Trump announced Friday he is replacing his chief of staff, Reince Priebus, with retired Marine Corps general John Kelly, his Homeland Security secretary. But it's unclear whether the two will see eye to eye on one of the major issues dogging Trump's White House.
Last week, at the Aspen Security Forum, Kelly was among several top national security officials who backed the government's conclusion that Russia carried out a campaign of cyberattacks and fake news to influence the election in favor of Trump.
Kelly joined CIA Director Mike Pompeo, White House Homeland Security and Counter-terrorism adviser Tom Bossert and Director of National Intelligence Dan Coats who all expressed their support last week for the intelligence community's findings.

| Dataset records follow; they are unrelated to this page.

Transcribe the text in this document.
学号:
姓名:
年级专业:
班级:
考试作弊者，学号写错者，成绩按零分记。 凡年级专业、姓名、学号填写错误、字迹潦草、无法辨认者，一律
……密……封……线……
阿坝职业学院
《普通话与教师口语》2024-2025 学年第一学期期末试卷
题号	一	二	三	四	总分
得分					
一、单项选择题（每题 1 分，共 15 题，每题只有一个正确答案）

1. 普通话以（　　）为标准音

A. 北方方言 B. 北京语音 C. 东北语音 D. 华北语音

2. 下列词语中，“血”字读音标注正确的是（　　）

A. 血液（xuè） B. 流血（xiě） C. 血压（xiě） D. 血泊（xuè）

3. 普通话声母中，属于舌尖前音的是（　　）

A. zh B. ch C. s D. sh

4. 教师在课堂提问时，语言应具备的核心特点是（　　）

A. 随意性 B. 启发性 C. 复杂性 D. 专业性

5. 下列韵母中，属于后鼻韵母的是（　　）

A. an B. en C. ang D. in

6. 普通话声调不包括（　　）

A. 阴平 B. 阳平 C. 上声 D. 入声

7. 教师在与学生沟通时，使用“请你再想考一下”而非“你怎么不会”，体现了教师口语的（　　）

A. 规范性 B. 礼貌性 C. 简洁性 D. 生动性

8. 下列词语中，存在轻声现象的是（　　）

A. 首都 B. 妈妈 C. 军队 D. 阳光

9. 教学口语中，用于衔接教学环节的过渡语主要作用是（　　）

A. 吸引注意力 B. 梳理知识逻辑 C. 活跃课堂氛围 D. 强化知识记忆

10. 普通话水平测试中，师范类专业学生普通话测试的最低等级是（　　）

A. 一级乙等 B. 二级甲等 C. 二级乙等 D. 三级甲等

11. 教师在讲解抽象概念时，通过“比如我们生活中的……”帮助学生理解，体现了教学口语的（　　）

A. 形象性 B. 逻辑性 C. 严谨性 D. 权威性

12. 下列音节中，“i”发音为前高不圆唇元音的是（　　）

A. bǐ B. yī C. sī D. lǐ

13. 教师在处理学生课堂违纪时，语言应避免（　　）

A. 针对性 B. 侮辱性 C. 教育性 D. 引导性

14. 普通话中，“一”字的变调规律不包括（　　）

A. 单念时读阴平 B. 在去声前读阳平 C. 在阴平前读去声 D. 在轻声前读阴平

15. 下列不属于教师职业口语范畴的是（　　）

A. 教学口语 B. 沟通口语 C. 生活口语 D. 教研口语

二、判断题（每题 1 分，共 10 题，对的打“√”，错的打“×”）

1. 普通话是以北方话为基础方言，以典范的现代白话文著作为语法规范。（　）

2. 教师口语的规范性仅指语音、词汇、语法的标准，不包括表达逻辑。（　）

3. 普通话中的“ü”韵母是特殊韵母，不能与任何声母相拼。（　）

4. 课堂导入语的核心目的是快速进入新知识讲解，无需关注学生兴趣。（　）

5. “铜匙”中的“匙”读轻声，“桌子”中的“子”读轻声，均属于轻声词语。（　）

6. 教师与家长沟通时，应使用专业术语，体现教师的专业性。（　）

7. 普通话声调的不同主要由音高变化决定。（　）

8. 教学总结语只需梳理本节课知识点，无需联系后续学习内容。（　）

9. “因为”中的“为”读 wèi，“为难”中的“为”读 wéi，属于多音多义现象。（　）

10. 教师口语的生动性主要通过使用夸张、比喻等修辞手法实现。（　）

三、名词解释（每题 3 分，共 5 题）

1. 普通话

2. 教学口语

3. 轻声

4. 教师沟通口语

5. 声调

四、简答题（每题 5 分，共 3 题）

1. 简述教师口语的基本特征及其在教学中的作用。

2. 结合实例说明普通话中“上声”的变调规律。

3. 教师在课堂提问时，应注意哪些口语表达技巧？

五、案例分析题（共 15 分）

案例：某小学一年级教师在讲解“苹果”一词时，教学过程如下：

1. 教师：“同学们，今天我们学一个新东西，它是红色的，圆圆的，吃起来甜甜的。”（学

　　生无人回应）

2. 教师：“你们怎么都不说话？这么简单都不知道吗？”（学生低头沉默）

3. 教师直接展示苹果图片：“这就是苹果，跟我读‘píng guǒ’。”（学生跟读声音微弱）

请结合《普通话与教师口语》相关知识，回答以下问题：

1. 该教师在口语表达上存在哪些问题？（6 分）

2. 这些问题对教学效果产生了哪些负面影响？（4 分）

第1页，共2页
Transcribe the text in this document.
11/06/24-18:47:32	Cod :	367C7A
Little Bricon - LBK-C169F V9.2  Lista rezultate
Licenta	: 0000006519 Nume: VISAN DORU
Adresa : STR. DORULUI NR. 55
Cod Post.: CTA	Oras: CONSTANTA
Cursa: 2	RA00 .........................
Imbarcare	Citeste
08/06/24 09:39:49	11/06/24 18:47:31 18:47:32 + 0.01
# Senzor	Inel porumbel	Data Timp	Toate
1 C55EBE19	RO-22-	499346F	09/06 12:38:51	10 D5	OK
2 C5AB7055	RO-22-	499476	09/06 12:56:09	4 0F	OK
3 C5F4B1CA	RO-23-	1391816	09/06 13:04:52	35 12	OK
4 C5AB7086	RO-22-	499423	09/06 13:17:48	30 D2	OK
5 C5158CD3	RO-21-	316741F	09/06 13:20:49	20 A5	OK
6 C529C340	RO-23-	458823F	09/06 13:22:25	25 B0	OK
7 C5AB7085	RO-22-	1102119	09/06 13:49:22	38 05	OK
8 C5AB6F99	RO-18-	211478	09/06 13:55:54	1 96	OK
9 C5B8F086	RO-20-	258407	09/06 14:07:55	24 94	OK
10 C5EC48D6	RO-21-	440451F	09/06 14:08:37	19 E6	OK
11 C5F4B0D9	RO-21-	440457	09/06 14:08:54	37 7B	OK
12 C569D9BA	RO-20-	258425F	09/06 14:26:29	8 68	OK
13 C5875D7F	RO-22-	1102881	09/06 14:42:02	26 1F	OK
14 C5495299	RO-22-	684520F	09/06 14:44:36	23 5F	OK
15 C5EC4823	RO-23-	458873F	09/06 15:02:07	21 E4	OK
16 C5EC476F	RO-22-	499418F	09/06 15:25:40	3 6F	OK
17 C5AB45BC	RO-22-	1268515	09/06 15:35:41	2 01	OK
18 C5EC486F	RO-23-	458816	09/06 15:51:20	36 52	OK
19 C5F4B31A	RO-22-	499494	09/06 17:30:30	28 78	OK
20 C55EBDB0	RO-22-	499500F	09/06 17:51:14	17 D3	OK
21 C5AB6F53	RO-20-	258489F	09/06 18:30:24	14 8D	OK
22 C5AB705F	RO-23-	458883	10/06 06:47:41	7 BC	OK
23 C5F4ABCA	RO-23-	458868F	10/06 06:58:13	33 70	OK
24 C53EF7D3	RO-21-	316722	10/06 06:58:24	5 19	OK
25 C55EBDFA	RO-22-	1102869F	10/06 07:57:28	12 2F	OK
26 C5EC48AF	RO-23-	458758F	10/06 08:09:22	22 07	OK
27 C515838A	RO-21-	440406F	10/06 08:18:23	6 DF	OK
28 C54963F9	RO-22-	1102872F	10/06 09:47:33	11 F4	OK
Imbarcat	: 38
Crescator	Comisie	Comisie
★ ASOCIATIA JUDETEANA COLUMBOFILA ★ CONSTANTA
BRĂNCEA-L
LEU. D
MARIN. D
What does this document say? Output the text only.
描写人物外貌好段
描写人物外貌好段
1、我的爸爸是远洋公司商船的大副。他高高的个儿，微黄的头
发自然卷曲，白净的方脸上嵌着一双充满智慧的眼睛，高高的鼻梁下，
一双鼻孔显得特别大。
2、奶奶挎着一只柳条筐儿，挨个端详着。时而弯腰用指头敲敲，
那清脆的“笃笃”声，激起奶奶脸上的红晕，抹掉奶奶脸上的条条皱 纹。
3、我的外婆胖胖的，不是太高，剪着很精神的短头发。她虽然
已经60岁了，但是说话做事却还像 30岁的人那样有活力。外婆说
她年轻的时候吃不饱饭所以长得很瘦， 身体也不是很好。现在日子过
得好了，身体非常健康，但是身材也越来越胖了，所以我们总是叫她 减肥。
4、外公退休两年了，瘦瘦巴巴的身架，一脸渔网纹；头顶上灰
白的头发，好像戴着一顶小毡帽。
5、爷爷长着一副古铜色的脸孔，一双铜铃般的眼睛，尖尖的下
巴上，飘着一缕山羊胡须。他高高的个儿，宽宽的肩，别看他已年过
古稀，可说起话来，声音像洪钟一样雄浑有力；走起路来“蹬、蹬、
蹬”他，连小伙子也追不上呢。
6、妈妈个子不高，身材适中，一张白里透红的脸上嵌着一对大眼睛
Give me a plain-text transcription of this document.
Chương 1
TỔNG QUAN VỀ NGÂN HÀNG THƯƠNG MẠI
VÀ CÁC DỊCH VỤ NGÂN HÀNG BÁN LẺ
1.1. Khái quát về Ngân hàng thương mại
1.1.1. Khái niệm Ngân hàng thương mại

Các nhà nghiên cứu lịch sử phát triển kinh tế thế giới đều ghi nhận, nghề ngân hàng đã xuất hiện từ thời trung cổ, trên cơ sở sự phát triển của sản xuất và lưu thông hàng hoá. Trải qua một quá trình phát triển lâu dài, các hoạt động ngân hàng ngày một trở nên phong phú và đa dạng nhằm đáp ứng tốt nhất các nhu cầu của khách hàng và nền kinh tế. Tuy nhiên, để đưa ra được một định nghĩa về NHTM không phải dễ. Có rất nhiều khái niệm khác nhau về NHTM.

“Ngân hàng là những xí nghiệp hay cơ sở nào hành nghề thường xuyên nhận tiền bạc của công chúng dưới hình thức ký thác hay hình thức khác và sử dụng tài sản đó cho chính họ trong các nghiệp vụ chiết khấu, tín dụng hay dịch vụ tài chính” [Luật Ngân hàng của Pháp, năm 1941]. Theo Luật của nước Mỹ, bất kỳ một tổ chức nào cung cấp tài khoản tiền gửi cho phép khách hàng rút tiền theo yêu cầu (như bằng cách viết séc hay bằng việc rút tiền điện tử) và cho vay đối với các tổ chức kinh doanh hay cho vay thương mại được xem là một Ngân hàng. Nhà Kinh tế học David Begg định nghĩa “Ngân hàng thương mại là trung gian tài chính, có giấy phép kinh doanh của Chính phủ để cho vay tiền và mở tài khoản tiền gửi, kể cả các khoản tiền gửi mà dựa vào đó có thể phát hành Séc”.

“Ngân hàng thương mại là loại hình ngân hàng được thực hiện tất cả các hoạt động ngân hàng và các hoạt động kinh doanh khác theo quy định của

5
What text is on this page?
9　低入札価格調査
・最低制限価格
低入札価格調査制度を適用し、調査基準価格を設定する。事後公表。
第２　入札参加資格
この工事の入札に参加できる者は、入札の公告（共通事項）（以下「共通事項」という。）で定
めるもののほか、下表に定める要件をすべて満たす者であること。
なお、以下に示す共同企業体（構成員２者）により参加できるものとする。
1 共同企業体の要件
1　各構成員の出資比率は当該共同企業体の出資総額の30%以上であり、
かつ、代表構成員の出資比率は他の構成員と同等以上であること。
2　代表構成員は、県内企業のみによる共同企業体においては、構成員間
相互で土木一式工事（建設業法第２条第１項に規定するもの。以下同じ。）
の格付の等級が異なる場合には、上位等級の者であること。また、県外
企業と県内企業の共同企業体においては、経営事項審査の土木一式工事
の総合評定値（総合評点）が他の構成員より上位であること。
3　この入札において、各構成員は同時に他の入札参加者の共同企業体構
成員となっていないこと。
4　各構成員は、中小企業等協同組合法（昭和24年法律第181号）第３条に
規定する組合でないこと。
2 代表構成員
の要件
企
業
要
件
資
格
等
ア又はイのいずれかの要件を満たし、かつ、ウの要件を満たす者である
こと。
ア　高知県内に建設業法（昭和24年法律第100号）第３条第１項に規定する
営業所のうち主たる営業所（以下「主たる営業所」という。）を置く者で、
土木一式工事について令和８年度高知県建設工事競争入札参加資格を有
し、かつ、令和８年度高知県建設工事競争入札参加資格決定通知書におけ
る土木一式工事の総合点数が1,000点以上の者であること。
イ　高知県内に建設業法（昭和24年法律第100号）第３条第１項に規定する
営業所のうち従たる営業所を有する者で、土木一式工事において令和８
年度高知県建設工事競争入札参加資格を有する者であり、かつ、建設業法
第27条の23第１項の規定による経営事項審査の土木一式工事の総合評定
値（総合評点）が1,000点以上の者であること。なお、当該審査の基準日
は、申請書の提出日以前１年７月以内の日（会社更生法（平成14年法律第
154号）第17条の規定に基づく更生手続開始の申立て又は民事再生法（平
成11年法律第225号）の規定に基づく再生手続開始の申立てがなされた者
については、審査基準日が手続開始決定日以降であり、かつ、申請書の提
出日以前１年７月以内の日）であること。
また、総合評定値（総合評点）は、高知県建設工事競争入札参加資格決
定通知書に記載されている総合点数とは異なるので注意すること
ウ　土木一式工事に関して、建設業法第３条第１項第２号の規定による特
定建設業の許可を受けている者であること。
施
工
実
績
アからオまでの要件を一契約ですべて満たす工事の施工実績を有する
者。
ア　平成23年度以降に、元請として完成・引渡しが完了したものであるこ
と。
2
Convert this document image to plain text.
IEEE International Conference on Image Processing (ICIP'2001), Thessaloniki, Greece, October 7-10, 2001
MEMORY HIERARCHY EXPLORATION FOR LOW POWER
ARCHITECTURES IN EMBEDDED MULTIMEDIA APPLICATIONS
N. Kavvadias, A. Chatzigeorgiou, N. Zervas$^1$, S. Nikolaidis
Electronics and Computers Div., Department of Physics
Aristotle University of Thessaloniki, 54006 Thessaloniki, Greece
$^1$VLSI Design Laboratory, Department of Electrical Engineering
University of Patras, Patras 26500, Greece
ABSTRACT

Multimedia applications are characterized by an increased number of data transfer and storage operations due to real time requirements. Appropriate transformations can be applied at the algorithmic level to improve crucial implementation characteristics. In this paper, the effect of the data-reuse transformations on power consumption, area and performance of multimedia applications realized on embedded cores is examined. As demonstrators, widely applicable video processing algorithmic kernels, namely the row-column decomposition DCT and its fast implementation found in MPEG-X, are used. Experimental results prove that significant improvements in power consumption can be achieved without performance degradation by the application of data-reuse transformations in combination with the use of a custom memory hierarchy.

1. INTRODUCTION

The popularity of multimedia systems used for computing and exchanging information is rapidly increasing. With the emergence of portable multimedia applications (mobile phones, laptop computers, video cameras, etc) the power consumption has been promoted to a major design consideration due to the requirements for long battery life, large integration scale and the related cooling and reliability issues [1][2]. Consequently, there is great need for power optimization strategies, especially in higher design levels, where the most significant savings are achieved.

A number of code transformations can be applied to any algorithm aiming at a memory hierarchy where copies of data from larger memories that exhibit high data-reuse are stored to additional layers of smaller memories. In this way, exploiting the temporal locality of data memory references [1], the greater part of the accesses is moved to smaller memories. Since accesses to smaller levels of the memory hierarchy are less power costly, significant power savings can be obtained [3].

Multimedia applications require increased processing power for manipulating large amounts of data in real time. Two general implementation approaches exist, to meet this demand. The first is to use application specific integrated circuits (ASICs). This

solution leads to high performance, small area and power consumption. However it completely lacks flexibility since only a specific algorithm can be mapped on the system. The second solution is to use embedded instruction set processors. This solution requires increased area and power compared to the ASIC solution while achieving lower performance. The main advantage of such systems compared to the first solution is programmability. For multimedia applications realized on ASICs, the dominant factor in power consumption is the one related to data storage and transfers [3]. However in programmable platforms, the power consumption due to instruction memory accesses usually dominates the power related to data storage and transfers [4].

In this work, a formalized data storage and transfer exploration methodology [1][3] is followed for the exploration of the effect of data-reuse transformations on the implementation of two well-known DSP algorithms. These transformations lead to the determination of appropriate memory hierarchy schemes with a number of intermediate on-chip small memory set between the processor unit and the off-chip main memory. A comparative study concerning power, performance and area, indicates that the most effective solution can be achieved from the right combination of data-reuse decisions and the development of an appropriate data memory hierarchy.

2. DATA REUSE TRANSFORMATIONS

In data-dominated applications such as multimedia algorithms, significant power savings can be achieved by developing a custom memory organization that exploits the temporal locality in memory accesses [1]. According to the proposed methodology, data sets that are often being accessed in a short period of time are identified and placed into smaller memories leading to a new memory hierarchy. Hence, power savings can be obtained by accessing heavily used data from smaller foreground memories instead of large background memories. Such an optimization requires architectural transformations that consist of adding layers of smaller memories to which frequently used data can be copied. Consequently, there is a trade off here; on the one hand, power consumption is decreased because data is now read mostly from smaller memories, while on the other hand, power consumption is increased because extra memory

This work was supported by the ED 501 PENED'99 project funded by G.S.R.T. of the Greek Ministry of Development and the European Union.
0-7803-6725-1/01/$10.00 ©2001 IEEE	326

Yet Kelly now walks into a White House where the president and his top staffers have been consumed by questions about the Trump campaign's contacts with Russia and an ongoing Justice Department inquiry into possible coordination between the campaign and Moscow.
Trump, infuriated by the ongoing Russia probes, has called the investigations a "witch hunt" and has not yet condemned Moscow for its actions. He also has cast doubt on the intelligence community's unqualified assessment that Russia was to blame.
Kelly went beyond acknowledging the intelligence assessment, and spoke last week at length about the government's efforts to counter future cyberattacks by Russia.
With the 2018 elections looming, Kelly said the U.S. has been offering assistance to state election officials to bolster their defenses. At least 21 state election systems were targeted by Russia during 2016, federal authorities said.
But Kelly said local authorities continue to be wary of any federal intervention.
"We don't want you involved in our election policies,'' Kelly said, recounting a now-common refrain from state officials.
"I think they would be nuts if they don't accept help,'' the secretary said.
Earlier this month, Trump still did not say whether he believes the intelligence community's assessment, even after his meetings with Russian President Vladimir Putin at the G-20 Summit in Hamburg, Germany.
"I'm not saying it wasn't Russia,'' Trump said on July 13.